More information on the talk can be found here: https://www.icsc-rome.org/keynotes/
Abstract:
I will present a view of the breadth of activities, recently completed, ongoing or just hot off the presses, in my lab. The menu includes research projects in visual cognition, autonomous driving, visual psychophysics, active vision, visual saliency, eye fixation control and more. But that is not my main goal. Believe it or not, there is an underlying theme that connects all of it, whose presentation is my main point. That theme is that attention is a far more important player in how humans perceive, reason and react to visual stimuli than has been broadly appreciated, particularly in computational models.
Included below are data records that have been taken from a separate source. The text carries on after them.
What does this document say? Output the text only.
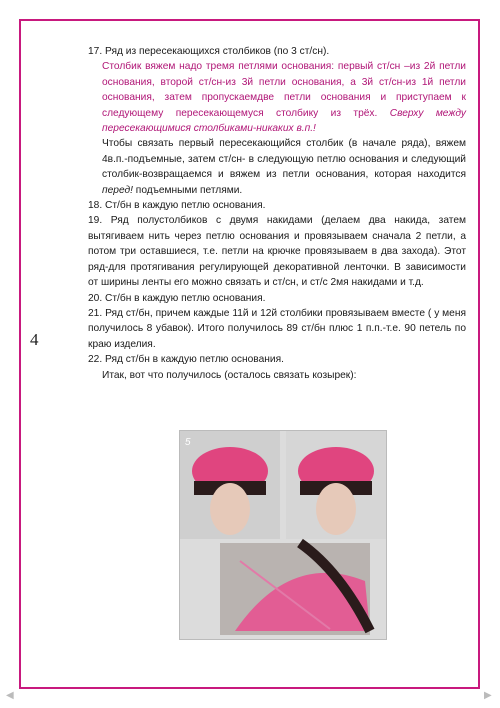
4

17. Ряд из пересекающихся столбиков (по 3 ст/сн).

Столбик вяжем надо тремя петлями основания: первый ст/сн –из 2й петли основания, второй ст/сн-из 3й петли основания, а 3й ст/сн-из 1й петли основания, затем пропускаемдве петли основания и приступаем к следующему пересекающемуся столбику из трёх. Сверху между пересекающимися столбиками-никаких в.п.!

Чтобы связать первый пересекающийся столбик (в начале ряда), вяжем 4в.п.-подъемные, затем ст/сн- в следующую петлю основания и следующий столбик-возвращаемся и вяжем из петли основания, которая находится перед! подъемными петлями.

18. Ст/бн в каждую петлю основания.

19. Ряд полустолбиков с двумя накидами (делаем два накида, затем вытягиваем нить через петлю основания и провязываем сначала 2 петли, а потом три оставшиеся, т.е. петли на крючке провязываем в два захода). Этот ряд-для протягивания регулирующей декоративной ленточки. В зависимости от ширины ленты его можно связать и ст/сн, и ст/с 2мя накидами и т.д.

20. Ст/бн в каждую петлю основания.

21. Ряд ст/бн, причем каждые 11й и 12й столбики провязываем вместе ( у меня получилось 8 убавок). Итого получилось 89 ст/бн плюс 1 п.п.-т.е. 90 петель по краю изделия.

22. Ряд ст/бн в каждую петлю основания.

Итак, вот что получилось (осталось связать козырек):

5
◀	▶
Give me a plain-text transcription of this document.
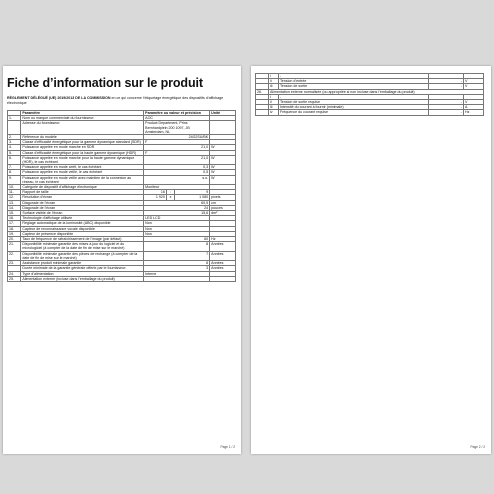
Fiche d’information sur le produit
RÈGLEMENT DÉLÉGUÉ (UE) 2019/2013 DE LA COMMISSION en ce qui concerne l’étiquetage énergétique des dispositifs d’affichage électronique
	Paramètre	Paramètre ou valeur et précision			Unité
1.	Nom ou marque commerciale du fournisseur:	AOC			
	Adresse du fournisseur:	Product Department, Prins Bernhardplein 200 1097, JB Amsterdam, NL			
2.	Référence du modèle	24G2SU/BK			
3.	Classe d’efficacité énergétique pour la gamme dynamique standard (SDR)	F			
4.	Puissance appelée en mode marche en SDR	21,0			W
5.	Classe d’efficacité énergétique pour la haute gamme dynamique (HDR)	F			
6.	Puissance appelée en mode marche pour la haute gamme dynamique (HDR), le cas échéant	21,0			W
7.	Puissance appelée en mode arrêt, le cas échéant	0,3			W
8.	Puissance appelée en mode veille, le cas échéant	0,5			W
9.	Puissance appelée en mode veille avec maintien de la connexion au réseau, le cas échéant	s.o.			W
10.	Catégorie de dispositif d’affichage électronique	Moniteur			
11.	Rapport de taille	16	:	9	
12.	Résolution d’écran	1 920	x	1 080	pixels
13.	Diagonale de l’écran	60,5			cm
14.	Diagonale de l’écran	24			pouces
15.	Surface visible de l’écran	15,6			dm²
16.	Technologie d’affichage utilisée	LED LCD			
17.	Réglage automatique de la luminosité (ABC) disponible	Non			
18.	Capteur de reconnaissance vocale disponible	Non			
19.	Capteur de présence disponible	Non			
20.	Taux de fréquence de rafraîchissement de l’image (par défaut)	60			Hz
21.	Disponibilité minimale garantie des mises à jour du logiciel et du micrologiciel (à compter de la date de fin de mise sur le marché)	8			Années
22.	Disponibilité minimale garantie des pièces de rechange (à compter de la date de fin de mise sur le marché)	7			Années
23.	Assistance produit minimale garantie	8			Années
	Durée minimale de la garantie générale offerte par le fournisseur:	3			Années
24.	Type d’alimentation:	Interne			
25.	Alimentation externe (incluse dans l’emballage du produit)				
Page 1 / 2
	i	-		
	ii	Tension d’entrée	-	V
	iii	Tension de sortie	-	V
26.	Alimentation externe normalisée (ou appropriée si non incluse dans l’emballage du produit)			
	i	-		
	ii	Tension de sortie requise	-	V
	iii	Intensité du courant à fournir (minimale)	-	A
	iv	Fréquence du courant requise	-	Hz
Page 2 / 2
In our view, attention is the process by which the brain controls and tunes information processing, and this control enables functional generalization. Our work in developing a theory of attention has always had as its primary goal the ability to make testable predictions for new knowledge of human visual processing, and in this regard, we have been quite successful. However, hand in hand with this goal has been the goal of developing a computational embodiment of the theory. As we look more and more into real-world scenarios and problems, this reveals a broader set of human abilities that must be examined. This predictive power coupled with the broader functionality points in the direction of new computational approaches.